Der hatte schon einmal im Prozess ausgesagt. Doch Laus Verteidiger Mutlu Günal hatte in seinem Plädoyer beantragt, dass das Gericht L. noch einmal befragen solle, bevor es Lau verurteile. Günal hatte L. vor Prozessbeginn und auch währenddessen als "Verrückten" bezeichnet. Nun soll ausgerechnet der "verrückte" L. Lau entlasten.

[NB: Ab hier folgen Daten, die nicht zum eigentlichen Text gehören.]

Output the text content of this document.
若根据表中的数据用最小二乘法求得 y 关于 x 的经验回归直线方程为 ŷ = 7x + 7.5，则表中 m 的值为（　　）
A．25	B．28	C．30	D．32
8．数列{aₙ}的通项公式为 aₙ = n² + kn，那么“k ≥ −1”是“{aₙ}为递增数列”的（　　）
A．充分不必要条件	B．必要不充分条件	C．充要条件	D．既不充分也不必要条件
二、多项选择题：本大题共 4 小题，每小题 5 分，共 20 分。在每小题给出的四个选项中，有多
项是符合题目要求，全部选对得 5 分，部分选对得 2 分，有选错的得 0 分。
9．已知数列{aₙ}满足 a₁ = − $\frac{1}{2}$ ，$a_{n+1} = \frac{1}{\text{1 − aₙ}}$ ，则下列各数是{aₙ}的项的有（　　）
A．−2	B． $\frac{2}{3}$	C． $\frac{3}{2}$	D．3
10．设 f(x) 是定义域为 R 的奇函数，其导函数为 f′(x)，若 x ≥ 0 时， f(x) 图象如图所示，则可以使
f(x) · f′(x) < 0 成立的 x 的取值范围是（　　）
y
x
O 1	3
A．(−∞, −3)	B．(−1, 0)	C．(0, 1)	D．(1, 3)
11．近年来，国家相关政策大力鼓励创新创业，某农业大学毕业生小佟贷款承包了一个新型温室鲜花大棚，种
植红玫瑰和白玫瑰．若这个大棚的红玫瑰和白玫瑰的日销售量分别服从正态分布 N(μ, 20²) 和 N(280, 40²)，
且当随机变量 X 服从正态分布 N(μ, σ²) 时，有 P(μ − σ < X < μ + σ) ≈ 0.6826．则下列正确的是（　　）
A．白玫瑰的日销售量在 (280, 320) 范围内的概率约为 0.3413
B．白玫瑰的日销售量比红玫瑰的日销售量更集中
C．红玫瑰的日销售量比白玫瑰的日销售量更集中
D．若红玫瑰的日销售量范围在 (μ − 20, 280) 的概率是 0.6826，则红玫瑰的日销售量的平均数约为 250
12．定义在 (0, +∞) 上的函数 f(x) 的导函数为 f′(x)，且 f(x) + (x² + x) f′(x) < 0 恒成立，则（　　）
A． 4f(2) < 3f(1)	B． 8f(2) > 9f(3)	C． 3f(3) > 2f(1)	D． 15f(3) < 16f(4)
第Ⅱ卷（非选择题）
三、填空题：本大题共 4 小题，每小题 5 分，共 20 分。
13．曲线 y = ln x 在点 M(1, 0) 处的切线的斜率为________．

Doch Zoubir L. will Lau nicht entlasten. Er will am Mittwoch gar nichts dazu sagen, was in Syrien vorgefallen ist und beruft sich auf sein Auskunftsverweigerungsrecht. Richter Frank Schreiber und Bundesanwalt Malte Merz hatten schon vor der Verhandlung vermutet, dass es so kommt und versuchen gar nicht erst, weitere Fragen zu stellen. Doch der Angeklagte lässt sich nicht so einfach abwimmeln. Er will trotzdem Fragen stellen und ringt seinem Weggefährten immerhin ein paar Halbsätze ab.

"Du kannst dich ja bestimmt an die Fragen vom letzten Mal erinnern, als du gefragt wurdest, ob ich dich nach Syrien geschleust habe", setzt Lau an. Er spricht schnell und verhaspelt sich zwischendurch.

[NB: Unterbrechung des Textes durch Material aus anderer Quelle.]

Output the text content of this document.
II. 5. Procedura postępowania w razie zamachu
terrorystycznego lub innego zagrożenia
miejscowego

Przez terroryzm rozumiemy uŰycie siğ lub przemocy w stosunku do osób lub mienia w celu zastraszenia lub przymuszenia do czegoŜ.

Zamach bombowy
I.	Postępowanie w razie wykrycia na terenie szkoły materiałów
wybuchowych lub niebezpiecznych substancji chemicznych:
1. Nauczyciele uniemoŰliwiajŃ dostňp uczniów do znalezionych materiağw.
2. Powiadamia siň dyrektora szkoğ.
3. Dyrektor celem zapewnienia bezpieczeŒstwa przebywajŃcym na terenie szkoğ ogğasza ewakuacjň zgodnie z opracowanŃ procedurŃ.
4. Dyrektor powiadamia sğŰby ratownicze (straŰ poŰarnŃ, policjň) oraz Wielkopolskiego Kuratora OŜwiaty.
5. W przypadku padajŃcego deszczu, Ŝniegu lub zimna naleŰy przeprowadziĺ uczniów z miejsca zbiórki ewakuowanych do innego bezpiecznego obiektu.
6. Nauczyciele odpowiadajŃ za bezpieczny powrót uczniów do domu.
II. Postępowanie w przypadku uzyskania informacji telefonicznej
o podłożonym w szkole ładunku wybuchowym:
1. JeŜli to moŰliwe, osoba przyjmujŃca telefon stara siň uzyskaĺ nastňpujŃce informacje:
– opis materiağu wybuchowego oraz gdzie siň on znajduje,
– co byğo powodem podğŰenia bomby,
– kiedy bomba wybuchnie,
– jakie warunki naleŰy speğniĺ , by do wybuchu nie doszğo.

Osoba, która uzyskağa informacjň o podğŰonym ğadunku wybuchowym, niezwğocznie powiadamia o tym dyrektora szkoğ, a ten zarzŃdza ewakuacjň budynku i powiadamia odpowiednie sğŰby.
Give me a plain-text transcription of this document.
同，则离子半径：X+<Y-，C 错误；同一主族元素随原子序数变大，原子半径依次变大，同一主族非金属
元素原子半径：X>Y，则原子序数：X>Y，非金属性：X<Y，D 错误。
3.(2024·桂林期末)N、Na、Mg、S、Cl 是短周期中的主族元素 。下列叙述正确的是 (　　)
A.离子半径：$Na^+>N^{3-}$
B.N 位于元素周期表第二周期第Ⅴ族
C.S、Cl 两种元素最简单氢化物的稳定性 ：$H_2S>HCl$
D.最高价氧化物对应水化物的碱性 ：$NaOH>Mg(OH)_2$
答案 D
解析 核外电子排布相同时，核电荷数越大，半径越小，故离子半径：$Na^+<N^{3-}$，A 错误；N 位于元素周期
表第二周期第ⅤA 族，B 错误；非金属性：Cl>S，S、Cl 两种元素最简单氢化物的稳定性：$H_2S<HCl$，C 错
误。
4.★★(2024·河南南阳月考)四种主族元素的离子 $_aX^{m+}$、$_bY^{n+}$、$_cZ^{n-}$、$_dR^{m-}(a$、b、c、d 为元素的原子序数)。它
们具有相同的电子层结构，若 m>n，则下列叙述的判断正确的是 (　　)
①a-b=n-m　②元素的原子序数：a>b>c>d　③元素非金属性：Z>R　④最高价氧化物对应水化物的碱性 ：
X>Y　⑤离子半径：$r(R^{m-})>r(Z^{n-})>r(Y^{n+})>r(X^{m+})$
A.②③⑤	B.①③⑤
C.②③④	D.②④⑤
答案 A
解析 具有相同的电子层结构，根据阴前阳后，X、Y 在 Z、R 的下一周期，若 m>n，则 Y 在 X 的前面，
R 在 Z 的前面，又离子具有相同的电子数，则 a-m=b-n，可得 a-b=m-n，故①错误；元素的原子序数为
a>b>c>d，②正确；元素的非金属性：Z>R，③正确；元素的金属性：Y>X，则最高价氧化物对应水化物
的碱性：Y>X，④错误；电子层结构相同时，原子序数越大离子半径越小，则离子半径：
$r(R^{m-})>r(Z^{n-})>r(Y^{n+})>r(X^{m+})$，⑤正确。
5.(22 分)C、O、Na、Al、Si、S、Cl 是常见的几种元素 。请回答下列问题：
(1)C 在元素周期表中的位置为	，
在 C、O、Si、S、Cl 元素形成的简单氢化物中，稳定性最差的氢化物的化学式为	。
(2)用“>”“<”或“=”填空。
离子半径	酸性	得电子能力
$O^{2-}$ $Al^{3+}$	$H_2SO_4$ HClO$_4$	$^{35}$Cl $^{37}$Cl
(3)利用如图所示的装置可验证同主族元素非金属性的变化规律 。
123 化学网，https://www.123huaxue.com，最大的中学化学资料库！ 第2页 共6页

Zoubir L. hatte bei seiner ersten Zeugenvernehmung verneint, dass Lau bei seiner Ausreise geholfen habe. Mehr wollte er dazu bereits damals nicht sagen.

"Niemand kennt die Antwort außer dir"

Heute sagt er wieder "nein". Er sei "selbstständig" nach Syrien geflogen. Lau habe ihn auch nicht zum Flughafen nach Düsseldorf gebracht. "Mehr will ich dazu nicht sagen. Ich habe mein Urteil bekommen. Ich will meine Ruhe", sagt Zoubir L..

"Ich will auch meine Ruhe haben", antwortet Lau. Es reiche aber nicht "ja" oder "nein" zu ihm zu sagen, man werfe ihm immer noch vor, dass er Zoubir L. bei dessen Ausreise geholfen habe. "Deswegen bitte ich dich, die Wahrheit zu sagen. Niemand kennt die Antwort besser als du und ich."

"Nein, das stimmt nicht"

Schließlich will Lau von L. wissen, ob er ihm wirklich damals den Kontakt zu einem Schleuser für die Ausreise geschickt habe. L. hatte das bei der Polizei ausgesagt. "Nein, das stimmt nicht", sagt L.. "Ich weiß gar nicht, warum du die Fragen nicht beantwortet hast", schickt Lau noch hinterher. Nach 15 Minuten ist das Intermezzo vorbei.

Auch ein weiterer Zeuge, Sebastian B., bleibt am Mittwoch bei seinem Auskunftsverweigerungsrecht. Der 29-Jährige ist ein verurteilter Islamist. Viereinhalb Jahre Haft hat er bekommen, weil er Mitglied in besagter Kampfeinheit der "Jamwa" war, zu der auch Lau Verbindungen hatte. Doch mit B. kommt die Verteidigung auch nicht weiter.

Wie der Senat L.s knappe Aussagen bewertet, wird sich erst im Urteil zeigen. Bislang ist noch nicht klar, wann das Urteil fällt. Für nächste Woche stehen noch zwei Zeugen auf der Tagesordnung.